Ditch the cellphones, music, TV and every other kind of media on the planet. Ditto for civilian clothes. If you are a freshman at the United States Air Force Academy, this is your new normal. Cadet Fourth Class Jane Kaufmann ’10 can vouch for that.
At a time when only one-third of Americans qualify for the military, much less its service academies, Kaufmann began basic cadet training in June 2010. “Being given the chance to not only serve my country but to help lead it is amazing,” she says. She had “the right stuff” in terms of academic and physical grades, test scores, extracurricular activities and leadership experiences.
“I still get moments when I look down and think about the fact that I’m wearing combat boots to school,” she admits. And like her fellow freshmen, she is getting used to being known as one of the SMAKS (Soldiers Minus All Common Knowledge).
“What other school has Pave Hawk helicopters that land on the Parade Field or F16s flying over?” she asks. Saluting the flag the first time during training “was one of the coolest moments of my life,” Kaufmann says.

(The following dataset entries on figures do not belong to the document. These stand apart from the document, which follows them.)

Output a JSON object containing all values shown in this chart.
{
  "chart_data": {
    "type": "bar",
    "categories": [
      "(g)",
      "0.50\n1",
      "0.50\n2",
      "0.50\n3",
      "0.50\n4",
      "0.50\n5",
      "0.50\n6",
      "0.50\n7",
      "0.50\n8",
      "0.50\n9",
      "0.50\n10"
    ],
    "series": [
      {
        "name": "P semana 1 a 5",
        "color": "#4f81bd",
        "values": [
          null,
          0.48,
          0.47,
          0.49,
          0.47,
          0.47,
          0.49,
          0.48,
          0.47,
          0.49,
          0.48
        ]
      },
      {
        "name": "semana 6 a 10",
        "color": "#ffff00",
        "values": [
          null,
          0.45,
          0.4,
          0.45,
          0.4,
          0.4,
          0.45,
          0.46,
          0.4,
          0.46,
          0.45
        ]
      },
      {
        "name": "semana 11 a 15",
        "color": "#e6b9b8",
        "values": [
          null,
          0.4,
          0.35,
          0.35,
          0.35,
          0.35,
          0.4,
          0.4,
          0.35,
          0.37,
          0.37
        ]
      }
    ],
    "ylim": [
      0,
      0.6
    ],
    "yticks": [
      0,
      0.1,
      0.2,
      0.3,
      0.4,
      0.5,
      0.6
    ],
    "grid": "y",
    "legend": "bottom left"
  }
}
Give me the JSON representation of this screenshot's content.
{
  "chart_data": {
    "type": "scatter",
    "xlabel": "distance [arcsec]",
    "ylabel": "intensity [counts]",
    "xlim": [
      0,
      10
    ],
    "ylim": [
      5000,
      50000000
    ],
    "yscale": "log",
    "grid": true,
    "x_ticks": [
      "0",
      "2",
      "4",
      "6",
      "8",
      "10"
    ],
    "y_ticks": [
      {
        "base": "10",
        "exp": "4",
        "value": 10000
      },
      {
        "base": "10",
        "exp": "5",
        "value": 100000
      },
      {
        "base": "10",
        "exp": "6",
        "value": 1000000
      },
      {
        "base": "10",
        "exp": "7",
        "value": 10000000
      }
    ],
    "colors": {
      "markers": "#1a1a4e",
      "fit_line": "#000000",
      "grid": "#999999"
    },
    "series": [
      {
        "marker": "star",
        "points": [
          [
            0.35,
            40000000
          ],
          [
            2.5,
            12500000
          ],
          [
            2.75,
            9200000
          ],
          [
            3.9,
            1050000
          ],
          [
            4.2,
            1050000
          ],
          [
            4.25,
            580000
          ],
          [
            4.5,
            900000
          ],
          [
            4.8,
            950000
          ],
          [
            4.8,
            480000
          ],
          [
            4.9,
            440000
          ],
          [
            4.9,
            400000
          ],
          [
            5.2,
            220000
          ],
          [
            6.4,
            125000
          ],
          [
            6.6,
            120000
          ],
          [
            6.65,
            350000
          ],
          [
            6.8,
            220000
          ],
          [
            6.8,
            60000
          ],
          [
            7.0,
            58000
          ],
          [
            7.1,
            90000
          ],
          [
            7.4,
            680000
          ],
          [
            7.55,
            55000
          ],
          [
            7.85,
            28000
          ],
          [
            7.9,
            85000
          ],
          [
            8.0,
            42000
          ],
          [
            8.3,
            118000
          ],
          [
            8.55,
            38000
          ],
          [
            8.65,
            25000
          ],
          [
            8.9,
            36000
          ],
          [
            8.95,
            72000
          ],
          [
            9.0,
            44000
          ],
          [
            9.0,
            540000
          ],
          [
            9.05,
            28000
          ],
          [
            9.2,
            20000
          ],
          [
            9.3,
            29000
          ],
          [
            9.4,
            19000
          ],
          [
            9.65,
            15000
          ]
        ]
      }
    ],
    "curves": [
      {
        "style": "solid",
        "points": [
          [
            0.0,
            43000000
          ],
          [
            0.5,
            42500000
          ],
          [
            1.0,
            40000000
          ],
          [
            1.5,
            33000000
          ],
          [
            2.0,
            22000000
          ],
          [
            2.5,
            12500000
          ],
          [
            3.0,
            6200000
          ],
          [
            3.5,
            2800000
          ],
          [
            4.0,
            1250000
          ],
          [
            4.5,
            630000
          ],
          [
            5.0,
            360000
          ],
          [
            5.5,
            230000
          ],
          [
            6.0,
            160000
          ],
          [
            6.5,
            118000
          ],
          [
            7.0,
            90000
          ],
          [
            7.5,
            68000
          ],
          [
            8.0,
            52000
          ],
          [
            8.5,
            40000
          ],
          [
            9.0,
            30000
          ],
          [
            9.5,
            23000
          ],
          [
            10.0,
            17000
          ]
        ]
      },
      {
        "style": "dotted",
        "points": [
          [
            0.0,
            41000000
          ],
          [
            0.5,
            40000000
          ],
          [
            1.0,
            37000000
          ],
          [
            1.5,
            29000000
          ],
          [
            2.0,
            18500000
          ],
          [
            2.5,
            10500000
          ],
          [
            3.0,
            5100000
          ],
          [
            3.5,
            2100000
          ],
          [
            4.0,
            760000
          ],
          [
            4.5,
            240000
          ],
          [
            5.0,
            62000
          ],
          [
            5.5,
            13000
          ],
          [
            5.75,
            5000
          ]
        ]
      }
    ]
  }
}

She comes from a family with a history of military service. Her grandparents met during World War II – he was a Marine and she was a U.S. Navy recruiter, and their siblings were in the military, too. “Having the family history of serving and growing up valuing and respecting the sacrifice that the men and women in the armed forces give definitely influenced my decision,” she notes.
Kaufmann plans to major in mechanical engineering and minor in Chinese. Marching, parades and lessons about the honor code are part of her education, and in the summer she will learn parachuting, combat survival training and global engagement. Recently, she was one of 35 students selected to begin training to be a nationally-certified emergency medical technician (EMT).
“We have an unusually large core with 152 semester hours,” she says. In her off hours, she enjoys reading, ice skating, skiing, snowboarding and running.
Adapting to military life has been a challenge. “Coming in I knew nothing. I didn’t know how to march or shine my shoes; I thought I knew how to make a bed, but I didn’t. You go through courses every day that are designed to test you mentally and physically,” she says, adding that each week she is tested on the contents of the ProBook, which includes info on Air Force personnel, planes’ specifications and rules of engagement. “You also have an opportunity to qualify on an M16 rifle at the rifle range,” she says.
Kaufmann believes that Gilmour not only prepared her academically, but helped her face the rigors of her first semester in college. Being a Gilmour resident student prepared her for being away from home and living with others her age. “My friends and classmates at Gilmour taught me to trust in people and to accept and understand other viewpoints,” she explains, “which helps in the diverse community here.”